Nevertheless, there is a continuing debate in South Africa about how to increase democratic accountability and the representativeness of the MPs. It was widely accepted that the first non-racial election was more of a referendum about which parties should draw up the new constitution. But subsequent elections have been about constituting a representative Parliament, and many political actors and voters argue that the electoral system needs to be altered to take this into account.
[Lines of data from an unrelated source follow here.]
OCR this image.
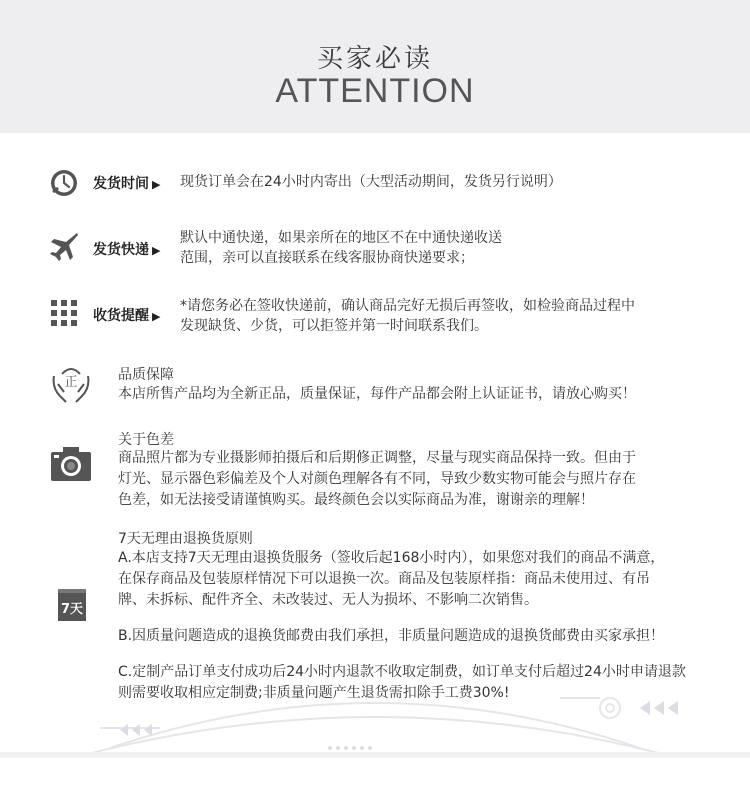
买家必读
ATTENTION
发货时间 ▶ 现货订单会在24小时内寄出（大型活动期间，发货另行说明）
发货快递 ▶
默认中通快递，如果亲所在的地区不在中通快递收送
范围，亲可以直接联系在线客服协商快递要求；
收货提醒 ▶
*请您务必在签收快递前，确认商品完好无损后再签收，如检验商品过程中
发现缺货、少货，可以拒签并第一时间联系我们。
正	品质保障
本店所售产品均为全新正品，质量保证，每件产品都会附上认证证书，请放心购买！
关于色差
商品照片都为专业摄影师拍摄后和后期修正调整，尽量与现实商品保持一致。但由于
灯光、显示器色彩偏差及个人对颜色理解各有不同，导致少数实物可能会与照片存在
色差，如无法接受请谨慎购买。最终颜色会以实际商品为准，谢谢亲的理解！
7天
7天无理由退换货原则
A.本店支持7天无理由退换货服务（签收后起168小时内），如果您对我们的商品不满意，
在保存商品及包装原样情况下可以退换一次。商品及包装原样指：商品未使用过、有吊
牌、未拆标、配件齐全、未改装过、无人为损坏、不影响二次销售。
B.因质量问题造成的退换货邮费由我们承担，非质量问题造成的退换货邮费由买家承担！
C.定制产品订单支付成功后24小时内退款不收取定制费，如订单支付后超过24小时申请退款
则需要收取相应定制费;非质量问题产生退货需扣除手工费30%!
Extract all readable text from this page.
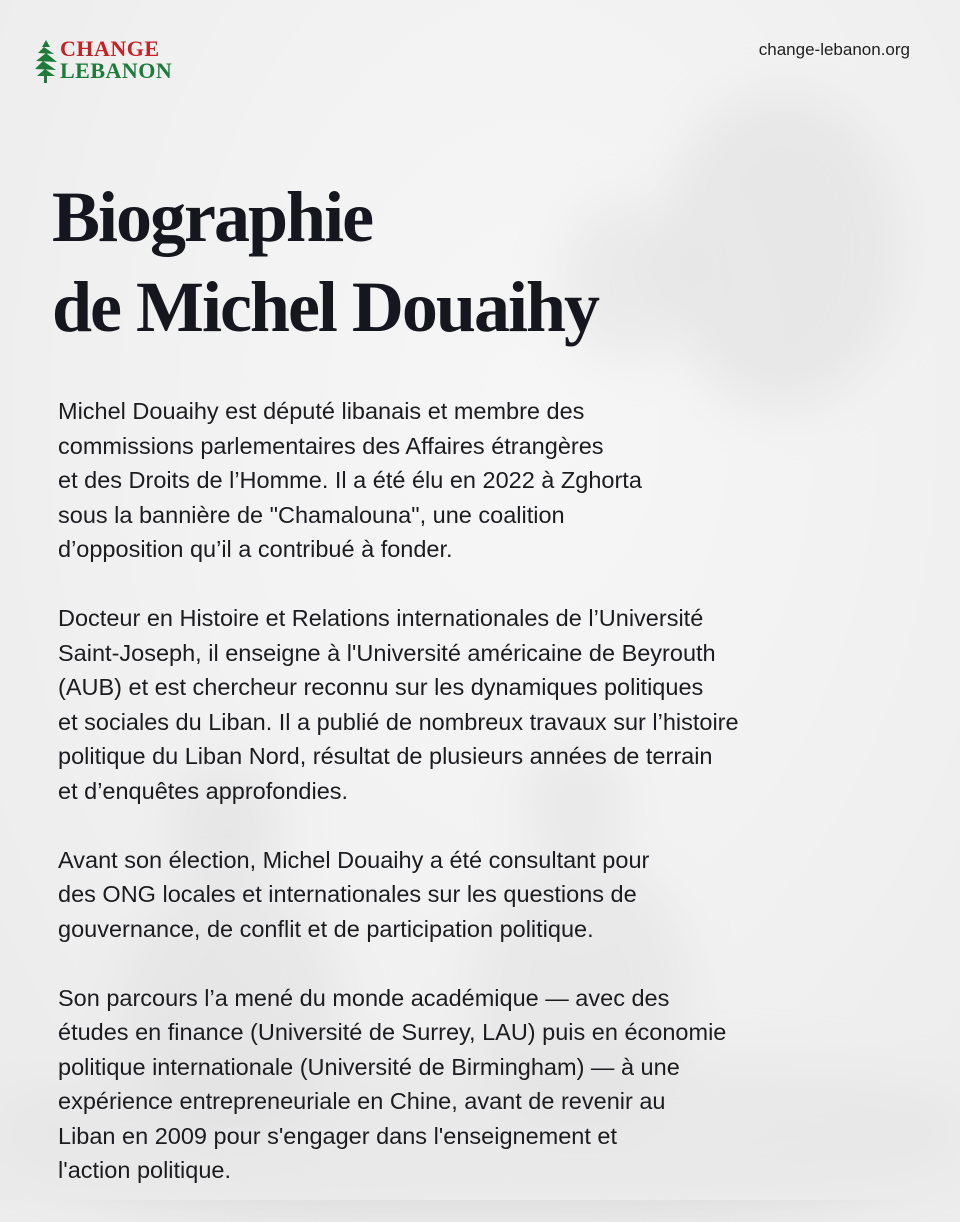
CHANGE
LEBANON
change-lebanon.org
Biographie
de Michel Douaihy

Michel Douaihy est député libanais et membre des
commissions parlementaires des Affaires étrangères
et des Droits de l’Homme. Il a été élu en 2022 à Zghorta
sous la bannière de "Chamalouna", une coalition
d’opposition qu’il a contribué à fonder.

Docteur en Histoire et Relations internationales de l’Université
Saint-Joseph, il enseigne à l'Université américaine de Beyrouth
(AUB) et est chercheur reconnu sur les dynamiques politiques
et sociales du Liban. Il a publié de nombreux travaux sur l’histoire
politique du Liban Nord, résultat de plusieurs années de terrain
et d’enquêtes approfondies.

Avant son élection, Michel Douaihy a été consultant pour
des ONG locales et internationales sur les questions de
gouvernance, de conflit et de participation politique.

Son parcours l’a mené du monde académique — avec des
études en finance (Université de Surrey, LAU) puis en économie
politique internationale (Université de Birmingham) — à une
expérience entrepreneuriale en Chine, avant de revenir au
Liban en 2009 pour s'engager dans l'enseignement et
l'action politique.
Today, all the major political parties still support the principle of PR. Without greatly increasing the difficulty of the ballot, voters could be allowed to choose between candidates as well as parties, without the PR character of the Parliament being affected in any way. One option is to elect MPs in smaller multi-member constituencies in order to develop a stronger geographical tie between electors and their representatives. At the moment the regional lists represent areas so large that any form of local advocacy is entirely lost. A second option is to adopt the MMP system, with half the members elected from single-member districts while the other half come from compensatory PR lists. Both these options were considered by a 12-member Task Team, led by Frederick van Zyl Slabbert, a former leader of the Democratic Party, and briefed to consider reform options in 2002. This Task Team had an inbuilt ANC- Independent Electoral Commission (IEC) majority, and was appointed by the president to review the electoral system in the light of complaints that the List PR system did not include adequate geographical representation. It ultimately recommended that South Africa should retain its List PR system but change it to a two-tier system, splitting the country into 69 constituencies electing between three and seven MPs, and keeping 100 seats as ‘compensatory’ national seats. However, the ANC government rejected this reform for the 2004 general election and appears to be unwilling to implement a new system for 2009.